If you like Turtles All the Way Down….
….. try Obsessed by Allison Britz
Similar elements: mind health, narrative style
It’s no secret that Turtles All the Way Down deals with OCD and anxiety in a way that is all too real. Another book that’s similar to this is Obsessed by Allison Britz. Both protagonists suffer from mental illness in a way that’s shocking yet heartbreakingly relatable for many teenagers today. The narrative style is similar in that both characters constantly argue with the thoughts in their head. Though Obsessed is non-fiction, the beautiful narrative style and engaging story of Allison’s life will keep you hooked, especially if you found some comfort with the experiences of Ava in Turtles All the Way Down.
If you liked Looking for Alaska…
Similar elements: Time, grief, loss, friendship, unlikely settings
John Green’s debut novel is a hard one to live up to, but there are a few books out there that deal with similar elements. Mainly, The Chaos of Standing Still deals with grief, just like (spoiler) the second half of Looking for Alaska does. The two books are also connected because they both value time as a central element of the story. If you want something a little warmer than the gut-wrenching pain you feel at the end of Alaska but that still deals with heavy topics, then this just might be the book for you.
If you liked Paper Towns…
Similar elements: Identity, road trips, strong female character, healing and moving on
Paper Towns deals with one boy’s obsession to find a girl he fell in love with. He builds her up to an idea and upon finding her, all of his ideas of her are destroyed and he sees her for what she is: a person. Starfish takes this idea of identity and takes it to a whole new level, removing the almost fantastical elements of Paper Towns and replacing them with the brutal honest of heavy topics like racism, abuse, and suicide. Just like Paper Towns, Starfish involves the themes of friendship, love, and experiences as a means of healing but uses them in a different context. If you’re ready to delve into a whole new level of “who am I?” after Paper Towns, then Starfish is the book for you.

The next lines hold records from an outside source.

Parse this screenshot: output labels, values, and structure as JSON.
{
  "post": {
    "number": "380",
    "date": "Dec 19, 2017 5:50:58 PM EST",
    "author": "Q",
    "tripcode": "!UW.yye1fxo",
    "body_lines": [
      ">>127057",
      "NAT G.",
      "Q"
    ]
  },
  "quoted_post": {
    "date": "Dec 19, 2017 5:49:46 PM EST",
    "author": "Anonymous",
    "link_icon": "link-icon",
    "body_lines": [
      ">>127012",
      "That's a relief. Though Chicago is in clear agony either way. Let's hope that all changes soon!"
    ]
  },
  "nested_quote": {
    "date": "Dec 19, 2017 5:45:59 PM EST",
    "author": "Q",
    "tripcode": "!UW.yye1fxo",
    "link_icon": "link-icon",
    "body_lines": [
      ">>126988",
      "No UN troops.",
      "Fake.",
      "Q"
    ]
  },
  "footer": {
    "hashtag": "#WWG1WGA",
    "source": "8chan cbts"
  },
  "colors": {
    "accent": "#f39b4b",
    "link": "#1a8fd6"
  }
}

If you liked The Fault in Our Stars…
Similar elements: love, friendship, unlikely meetings
Let’s be real—The Fault In Our Stars was a beautiful tear-jerker that left you thinking about Augusts Waters almost as much as Hazel thought about him. If you want a story that’s just as beautiful, Aristotle and Dante Discover the Secrets of the Universe might just be for you, though (spoilers) I promise the ending will leave you shedding tears of only happiness (Augustus why?). Both of these novels deal with some tough issues that surround the central pairing and because of this, I sometimes hesitate to call either a love story. Both deal with the emotional growth of the main character and help show that you can find happiness even in the most difficult of circumstances.
If you liked Will Grayson, Will Grayson…
Similar elements: male friendships, unlikely friendships
Will Grayson, Will Grayson is one of John Green’s books that often falls into the shadow of his other, more popular titles, but once you start reading it sucks you in just like his other work. It deals with an unlikely friendship while following the lives of two Will Graysons. Winger deals with a similar development of friendship, including themes of toxic masculinity and identity put into the context of the main character sharing his room with a bully. Though Will Grayson, Will Grayson has an element of musical theatre, and Winger is centered on a sports team, both stories will win your heart, no matter where your interests lie…though, unlike the ending of Will Gray, Will Grayson, the conclusion of Winger may shock you.
If you liked An Abundance of Katherines…
Similar elements: getting lost, the impact of strangers, persistence
If you like persistent and unrelenting main characters, Colin from An Abundance of Katherines probably won your heart at some point or the other. And Billy from Essential Maps for the Lost might just do the same. Both books have to do with getting lost to find what you’re looking for—either emotionally or literally. Romance and forbidden love are a large part of both books. If that isn’t tantalizing enough, the writing is what makes both of these stories. So if you enjoy John Green’s devastatingly gorgeous writing style, then Deb Caletti’s Essential Maps for the Lost should already be next on your reading list.